Créé par Julie Marlowe et Julie Dunkley pour Beaufort en 2015, « Vi et Armis » est vraiment le parfum le plus clivant et le plus audacieux qu’il m’ait été donné de porter. J’ai d’ailleurs mis des années à l’apprivoiser et pourtant, une fois passer le départ presque cannabis qui aurait tendance à me déranger, le thé fumé, le poivre noir, l’encens, le tabac et le bois de bouleau s’équilibrent et deviennent absolument magiques. Les parfumeures, en créant cette fragrance, ont fait preuve d’une audace absolument totale. Au départ, lorsque je l’ai découvert, chez Sens Unique à Paris, j’ai été très rebuté par le côté pavot des notes de tête et, une fois que je me suis décidé à le porter, j’ai pu constater que sa très longue évolution dévoilait une merveille de singularité et de modernité. J’ai finalement adoré ce parfum mais je reconnais qu’il est particulièrement clivant et hors-norme. Je ne le porterais pas tous les jours mais j’aime beaucoup, en certaines occasions, le sortir. Je l’ai en ma possession depuis peu et je ne l’ai pas encore beaucoup utilisé mais, à l’approche de l’hiver, il va devenir sans doute l’un de mes bests.
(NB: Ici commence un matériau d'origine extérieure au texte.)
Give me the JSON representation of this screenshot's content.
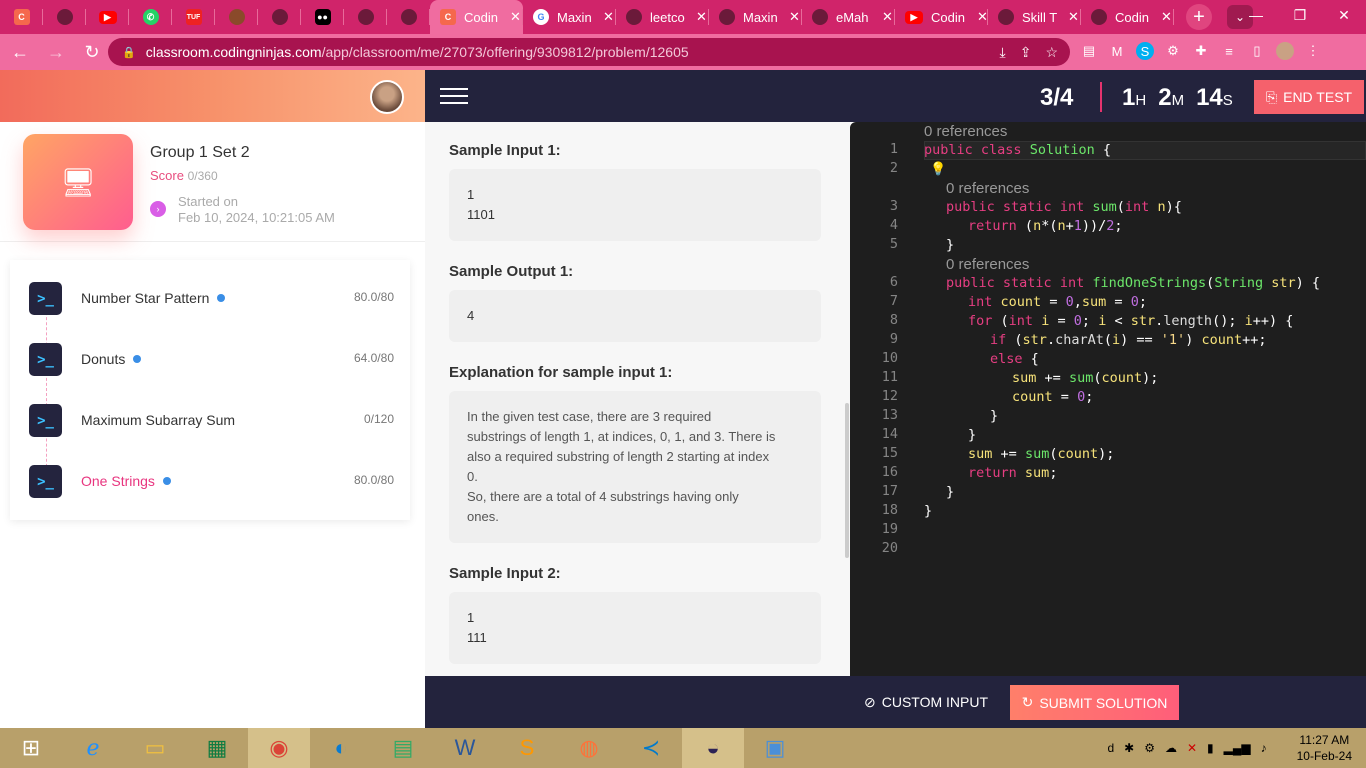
{
  "browser": {
    "tabs": [
      {
        "icon": "cn-icon",
        "color": "#f5684d",
        "label": ""
      },
      {
        "icon": "github-icon",
        "color": "#6b1a3a",
        "label": ""
      },
      {
        "icon": "youtube-icon",
        "color": "#ff0000",
        "label": ""
      },
      {
        "icon": "whatsapp-icon",
        "color": "#25d366",
        "label": ""
      },
      {
        "icon": "tuf-icon",
        "color": "#e22",
        "label": "TUF"
      },
      {
        "icon": "codechef-icon",
        "color": "#8a4a2a",
        "label": ""
      },
      {
        "icon": "github-icon",
        "color": "#6b1a3a",
        "label": ""
      },
      {
        "icon": "medium-icon",
        "color": "#000",
        "label": ""
      },
      {
        "icon": "github-icon",
        "color": "#6b1a3a",
        "label": ""
      },
      {
        "icon": "github-icon",
        "color": "#6b1a3a",
        "label": ""
      }
    ],
    "wide_tabs": [
      {
        "icon": "cn-icon",
        "color": "#f5684d",
        "title": "Codin",
        "close": "✕",
        "active": true
      },
      {
        "icon": "google-icon",
        "color": "#fff",
        "title": "Maxin",
        "close": "✕",
        "active": false
      },
      {
        "icon": "github-icon",
        "color": "#6b1a3a",
        "title": "leetco",
        "close": "✕",
        "active": false
      },
      {
        "icon": "github-icon",
        "color": "#6b1a3a",
        "title": "Maxin",
        "close": "✕",
        "active": false
      },
      {
        "icon": "github-icon",
        "color": "#6b1a3a",
        "title": "eMah",
        "close": "✕",
        "active": false
      },
      {
        "icon": "youtube-icon",
        "color": "#ff0000",
        "title": "Codin",
        "close": "✕",
        "active": false
      },
      {
        "icon": "github-icon",
        "color": "#6b1a3a",
        "title": "Skill T",
        "close": "✕",
        "active": false
      },
      {
        "icon": "github-icon",
        "color": "#6b1a3a",
        "title": "Codin",
        "close": "✕",
        "active": false
      }
    ],
    "new_tab": "+",
    "url_host": "classroom.codingninjas.com",
    "url_path": "/app/classroom/me/27073/offering/9309812/problem/12605"
  },
  "sidebar": {
    "group_title": "Group 1 Set 2",
    "score_label": "Score",
    "score_value": "0/360",
    "started_label": "Started on",
    "started_value": "Feb 10, 2024, 10:21:05 AM",
    "problems": [
      {
        "name": "Number Star Pattern",
        "score": "80.0/80",
        "badge": true,
        "selected": false
      },
      {
        "name": "Donuts",
        "score": "64.0/80",
        "badge": true,
        "selected": false
      },
      {
        "name": "Maximum Subarray Sum",
        "score": "0/120",
        "badge": false,
        "selected": false
      },
      {
        "name": "One Strings",
        "score": "80.0/80",
        "badge": true,
        "selected": true
      }
    ]
  },
  "problem": {
    "sample_input_1_title": "Sample Input 1:",
    "sample_input_1": [
      "1",
      "1101"
    ],
    "sample_output_1_title": "Sample Output 1:",
    "sample_output_1": [
      "4"
    ],
    "explanation_title": "Explanation for sample input 1:",
    "explanation": [
      "In the given test case, there are 3 required",
      "substrings of length 1, at indices, 0, 1, and 3. There is",
      "also a required substring of length 2 starting at index",
      "0.",
      "So, there are a total of 4 substrings having only",
      "ones."
    ],
    "sample_input_2_title": "Sample Input 2:",
    "sample_input_2": [
      "1",
      "111"
    ]
  },
  "header": {
    "question_counter": "3/4",
    "timer": {
      "h": "1",
      "m": "2",
      "s": "14",
      "h_unit": "H",
      "m_unit": "M",
      "s_unit": "S"
    },
    "end_test": "END TEST"
  },
  "editor": {
    "references": "0 references",
    "lines": [
      "1",
      "2",
      "3",
      "4",
      "5",
      "6",
      "7",
      "8",
      "9",
      "10",
      "11",
      "12",
      "13",
      "14",
      "15",
      "16",
      "17",
      "18",
      "19",
      "20"
    ]
  },
  "footer": {
    "custom_input": "CUSTOM INPUT",
    "submit": "SUBMIT SOLUTION"
  },
  "taskbar": {
    "time": "11:27 AM",
    "date": "10-Feb-24",
    "apps": [
      "windows-start-icon",
      "ie-icon",
      "file-explorer-icon",
      "office-icon",
      "chrome-icon",
      "edge-icon",
      "notepad-icon",
      "word-icon",
      "sublime-icon",
      "firefox-icon",
      "vscode-icon",
      "eclipse-icon",
      "photos-icon"
    ]
  }
}
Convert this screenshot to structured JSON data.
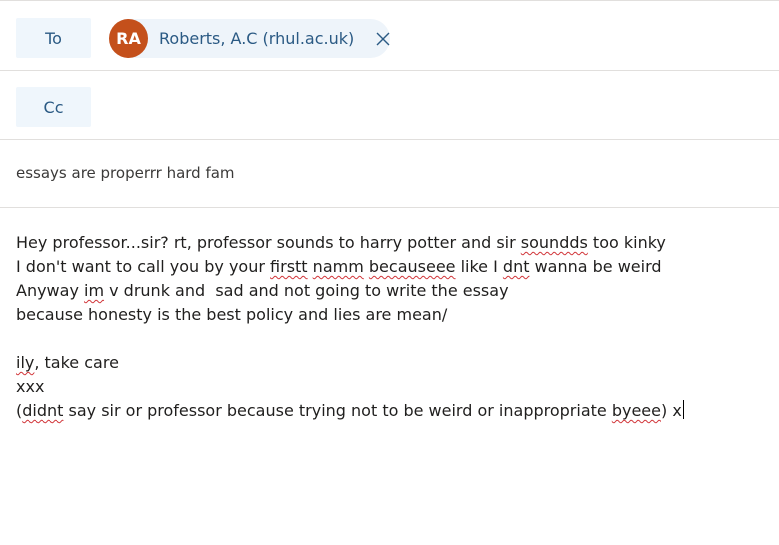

J’ai sûrement d’autres parfums un peu étranges mais j’ai choisi d’en explorer certains qui sont très différents les uns des autres sciemment afin de susciter votre curiosité. Je pense que parfois, en parfumerie, on peut se montrer complètement audacieux, sortir de ses idées préconçues et entrer dans un univers qui nous est inconnu pour se laisser surprendre et séduire.